Dr. Eric Brass, chair of the Department of Medicine at UCLA, told the New York Times, “If asked by one of my patients, I would recommend they use alternative products rather than risk using any phenylpropanolamine.”

According to the Times, Dr. Robert DeLap, of the Food and Drug Administration’s Center for Drug Evaluation and Research, urged consumers to “read carefully the labels of all products involved in the Yale study.” A better suggestion would be to read the labels, immediately discard these products and then write your representatives about the lack of attention the FDA is giving to the dangers of many over-the-counter drugs.

The tragedy is that the FDA should have known about the hazards of PPA for decades. The FDA received reports on PPA from many users who were suffering from hemorrhagic strokes--bleeding in the brain, also associated with high blood pressure-- since 1969. It took the agency 31 years to conclude that PPA did not “meet the burden of proof for safety.” The question is, how many strokes, disabilities and deaths resulting from the use of PPAs have gone unreported and unnoticed?

The holistic and alternative medicine community has been vocal about PPA. Hulda Clark, in her powerful book Cure for all Diseases, refers to the “propanol” base of the PPAs, warning us about their dangers.

As I wrote on September 28, according to Dr. P. Yutsis, more than 150,000 Americans died last year from taking the wrong prescription drugs or from the serious side effects of drugs. A month later, every major newspaper is flashing warning signals about the dangers of medicine containing PPA--which Americans use on a consistent basis!
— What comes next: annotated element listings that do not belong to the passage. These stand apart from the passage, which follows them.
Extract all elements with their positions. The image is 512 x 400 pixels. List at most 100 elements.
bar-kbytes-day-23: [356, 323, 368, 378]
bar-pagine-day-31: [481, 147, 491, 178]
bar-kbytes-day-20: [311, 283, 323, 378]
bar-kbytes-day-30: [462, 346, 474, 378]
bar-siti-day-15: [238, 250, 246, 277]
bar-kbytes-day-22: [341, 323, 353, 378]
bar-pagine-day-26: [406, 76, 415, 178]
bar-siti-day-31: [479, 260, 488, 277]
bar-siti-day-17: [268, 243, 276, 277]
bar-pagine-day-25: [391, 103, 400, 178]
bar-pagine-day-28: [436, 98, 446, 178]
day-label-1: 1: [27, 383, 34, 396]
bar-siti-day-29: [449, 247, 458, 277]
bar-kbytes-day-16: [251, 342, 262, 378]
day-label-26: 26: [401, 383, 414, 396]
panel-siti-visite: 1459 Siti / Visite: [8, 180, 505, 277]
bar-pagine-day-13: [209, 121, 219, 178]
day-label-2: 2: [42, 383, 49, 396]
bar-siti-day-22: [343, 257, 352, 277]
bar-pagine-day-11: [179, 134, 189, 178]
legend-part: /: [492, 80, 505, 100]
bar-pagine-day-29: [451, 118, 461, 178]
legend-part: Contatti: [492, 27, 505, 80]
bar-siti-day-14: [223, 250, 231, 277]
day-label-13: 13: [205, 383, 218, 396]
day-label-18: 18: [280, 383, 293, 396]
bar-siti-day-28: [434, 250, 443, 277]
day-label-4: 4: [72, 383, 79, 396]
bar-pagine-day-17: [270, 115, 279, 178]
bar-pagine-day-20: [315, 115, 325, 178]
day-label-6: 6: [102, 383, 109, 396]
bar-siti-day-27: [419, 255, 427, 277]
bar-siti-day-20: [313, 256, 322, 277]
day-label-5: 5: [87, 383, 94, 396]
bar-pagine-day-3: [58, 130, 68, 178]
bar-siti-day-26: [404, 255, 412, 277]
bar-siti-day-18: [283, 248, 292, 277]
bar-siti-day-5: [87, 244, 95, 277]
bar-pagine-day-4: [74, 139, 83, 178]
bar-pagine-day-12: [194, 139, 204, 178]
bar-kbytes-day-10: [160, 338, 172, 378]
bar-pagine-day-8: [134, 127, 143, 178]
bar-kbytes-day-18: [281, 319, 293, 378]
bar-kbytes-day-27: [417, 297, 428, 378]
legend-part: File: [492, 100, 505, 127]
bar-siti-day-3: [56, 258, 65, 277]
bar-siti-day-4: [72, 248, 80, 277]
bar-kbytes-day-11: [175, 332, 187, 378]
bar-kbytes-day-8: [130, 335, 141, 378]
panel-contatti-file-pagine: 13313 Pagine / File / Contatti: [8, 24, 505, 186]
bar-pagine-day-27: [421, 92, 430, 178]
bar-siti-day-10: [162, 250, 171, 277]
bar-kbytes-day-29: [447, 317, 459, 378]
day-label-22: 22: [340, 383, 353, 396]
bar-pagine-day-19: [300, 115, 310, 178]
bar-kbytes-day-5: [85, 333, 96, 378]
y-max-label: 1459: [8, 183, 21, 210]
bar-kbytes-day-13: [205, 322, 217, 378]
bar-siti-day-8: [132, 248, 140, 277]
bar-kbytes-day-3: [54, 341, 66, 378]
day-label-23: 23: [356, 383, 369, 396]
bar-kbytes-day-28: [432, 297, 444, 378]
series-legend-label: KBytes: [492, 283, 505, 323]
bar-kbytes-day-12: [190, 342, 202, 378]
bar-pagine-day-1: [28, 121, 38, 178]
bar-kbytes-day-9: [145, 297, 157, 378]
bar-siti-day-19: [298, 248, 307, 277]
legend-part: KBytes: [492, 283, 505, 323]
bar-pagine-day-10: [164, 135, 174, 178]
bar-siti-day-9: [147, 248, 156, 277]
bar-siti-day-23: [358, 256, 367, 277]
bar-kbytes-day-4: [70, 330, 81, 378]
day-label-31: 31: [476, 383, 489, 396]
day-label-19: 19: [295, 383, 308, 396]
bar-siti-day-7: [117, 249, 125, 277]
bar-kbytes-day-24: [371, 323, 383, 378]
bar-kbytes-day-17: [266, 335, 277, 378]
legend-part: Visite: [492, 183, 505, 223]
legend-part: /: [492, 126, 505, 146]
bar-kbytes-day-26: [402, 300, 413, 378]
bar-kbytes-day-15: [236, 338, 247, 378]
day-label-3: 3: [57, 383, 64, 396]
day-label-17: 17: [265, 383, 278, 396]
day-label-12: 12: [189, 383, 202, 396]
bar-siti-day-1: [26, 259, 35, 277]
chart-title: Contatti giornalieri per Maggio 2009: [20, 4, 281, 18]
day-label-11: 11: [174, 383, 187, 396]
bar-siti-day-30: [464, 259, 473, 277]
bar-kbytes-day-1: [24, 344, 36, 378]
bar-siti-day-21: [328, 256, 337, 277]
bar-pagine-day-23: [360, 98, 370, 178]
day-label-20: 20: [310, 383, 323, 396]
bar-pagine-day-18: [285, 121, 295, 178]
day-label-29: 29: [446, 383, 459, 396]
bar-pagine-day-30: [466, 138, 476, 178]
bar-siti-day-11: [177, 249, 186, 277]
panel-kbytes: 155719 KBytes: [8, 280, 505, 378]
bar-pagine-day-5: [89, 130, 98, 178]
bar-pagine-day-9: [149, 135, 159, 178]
The nightmare behind this American drug dream is that a huge number of children’s cold and decongestant medicines contain PPAs. Not only will PPAs affect the long term health of children, but may be the link in the rise of childhood asthma and circulatory problems.

Especially for children, alternatives such as herbal and homeopathic remedies for colds, coughs and congestion work so well that the use of these drugs is quite unnecessary. Unfortunately, it is easier to pop just one spoonful of PPAs into a child that will give eight hours of relief than to give 10 drops of homeopathics three to five times daily. What problems have we created for our children by taking the easy way out?

I was mad and sad reading the Times report “Stroke Risk Seen in Ingredient Used For

Cold Remedies.” There has never been more need for consumers to take back their healthcare than now. Conscious connections to holistic and preventative healthcare is a must. Learning to use non-invasive therapies and taking time to let them process will be movement in the right direction. Consumers need to become health detectives and handle their healthcare choices very suspiciously--meaning, question all involved and leave no stone unturned, Sherlock!

Health isn’t just being free of sickness. Quality health care is a process. To take that first step in this process, go to your medicine cabinet and ditch every single medicine that contains phenylpropanolamine--now!

May the long time sun shine upon you.